Восемьдесят лет — степень наслаждения и восторга Толстым. Сегодня я верю только Толстому. Я вижу его глазами. Все это было с ним. Больше отца он мне дорог — как небо. Как князь Андрей, я смотрю в небо и бываю очень печальна.
Самое сильное чувство — жалость. Я так мечтала, чтобы они на охоте не убили волка, не убили зайца. И как же могла Наташа Ростова, добрая, дивная, вытерпеть это?
И вы подумайте, дорогой, как незаразительны великие идеи! После того что написано им… воевать, проливать кровь?… Человечество, простите… подтерлось Толстым».
…В тот год я приехал к Раневской в подмосковный санаторий. Как «партийное имущество» он принадлежал Московскому горкому партии. Здесь отдыхала «элита» (глубоко же беспартийная Раневская — в порядке милостивого исключения). По роскошному парку слонялась в пижамах номенклатура, сопровождаемая женами в почти вечерних туалетах. На одной из аллей мы повстречались с несгибаемым большевиком-сталинцем Лазарем Моисеевичем Кагановичем. Правда, жизнь, а точнее, возраст чуточку подсогнули его и посеребрили суровую щетку усов, знакомых мне с детства по множеству портретов. Вышибленный из партии при Хрущеве, Лазарь Моисеевич находился здесь также «в порядке милостивого исключения».
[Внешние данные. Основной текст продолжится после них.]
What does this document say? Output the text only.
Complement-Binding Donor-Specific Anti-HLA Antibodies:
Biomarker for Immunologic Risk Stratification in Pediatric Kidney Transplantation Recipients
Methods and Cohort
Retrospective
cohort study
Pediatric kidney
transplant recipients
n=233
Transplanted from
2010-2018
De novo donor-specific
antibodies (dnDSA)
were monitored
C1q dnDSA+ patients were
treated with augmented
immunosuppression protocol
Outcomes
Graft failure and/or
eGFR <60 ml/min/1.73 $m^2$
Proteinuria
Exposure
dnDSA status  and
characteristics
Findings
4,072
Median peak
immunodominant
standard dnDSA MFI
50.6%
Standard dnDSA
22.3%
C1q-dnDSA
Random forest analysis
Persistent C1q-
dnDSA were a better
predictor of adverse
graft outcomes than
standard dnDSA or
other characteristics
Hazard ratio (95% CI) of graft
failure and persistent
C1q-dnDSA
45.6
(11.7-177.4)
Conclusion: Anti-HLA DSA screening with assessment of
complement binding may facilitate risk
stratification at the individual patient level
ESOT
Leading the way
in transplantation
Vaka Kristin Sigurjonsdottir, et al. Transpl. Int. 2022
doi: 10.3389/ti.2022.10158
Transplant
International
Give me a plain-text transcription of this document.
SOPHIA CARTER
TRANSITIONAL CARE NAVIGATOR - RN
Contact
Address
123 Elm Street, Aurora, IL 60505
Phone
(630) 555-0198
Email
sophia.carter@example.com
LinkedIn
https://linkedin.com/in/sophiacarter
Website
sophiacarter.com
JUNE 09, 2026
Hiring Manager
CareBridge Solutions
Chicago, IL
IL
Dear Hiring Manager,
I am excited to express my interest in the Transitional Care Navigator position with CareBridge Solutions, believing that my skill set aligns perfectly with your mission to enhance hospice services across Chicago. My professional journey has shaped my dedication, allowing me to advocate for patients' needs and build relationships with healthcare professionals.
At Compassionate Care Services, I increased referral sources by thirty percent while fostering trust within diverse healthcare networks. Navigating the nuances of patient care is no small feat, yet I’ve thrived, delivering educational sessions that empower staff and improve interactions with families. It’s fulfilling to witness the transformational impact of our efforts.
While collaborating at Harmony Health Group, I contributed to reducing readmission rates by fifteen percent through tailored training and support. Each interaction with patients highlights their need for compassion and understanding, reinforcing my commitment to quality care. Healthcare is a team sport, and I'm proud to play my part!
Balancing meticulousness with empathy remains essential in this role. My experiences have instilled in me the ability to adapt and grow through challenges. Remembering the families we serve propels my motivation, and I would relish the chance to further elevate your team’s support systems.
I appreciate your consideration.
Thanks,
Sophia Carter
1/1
С обеда Фаина Георгиевна принесла мне громадную лапу жареной индейки с яблоками. И пока я уплетал «партийный паек», Раневская рассказала мне вот такую историйку.
Недавно партотдыхающих возили на экскурсию в Театр имени Моссовета на спектакль «Петербургские сновидения». Это была талантливая инсценировка романа «Преступление и наказание» Ф. М. Достоевского. Но Лазарь Моисеевич вернулся недовольным. И счел нужным переговорить с народной артисткой СССР. «Вы знаете, в этом спектакле мне кажется нечеткой, расплывчатой классовая расстановка сил, — сказал Каганович. — Убили какую-то старуху процентщицу — отъявленного эксплуататора. Думаю, поделом. А на сцене начинаются, простите, какие-то сопли и вопли». — «Но, Лазарь Моисеевич, — возопила Раневская, — ведь одна из главных евангельских заповедей гласит: НЕ УБИЙ!» — «Как это „не убий“, Фаина Георгиевна?! — вскипел Каганович. — Как же „не убий“?! А если это классовый враг?…»
Что можно прибавить к этому маленькому, страшноватому штрижку нашего и по сей день еще социалистического бытия?
Вот автограф Раневской, исповедальные истины, перебеленные ее рукой в последние годы жизни:
«Кто познал нежность — тот отмечен. Копье Архангела пронзило его душу. И уж не будет душе этой ни покоя, ни меры никогда!»
«Нежность — самый кроткий, самый робкий, божественный лик любви. Сестра нежности — жалость, и они всегда вместе».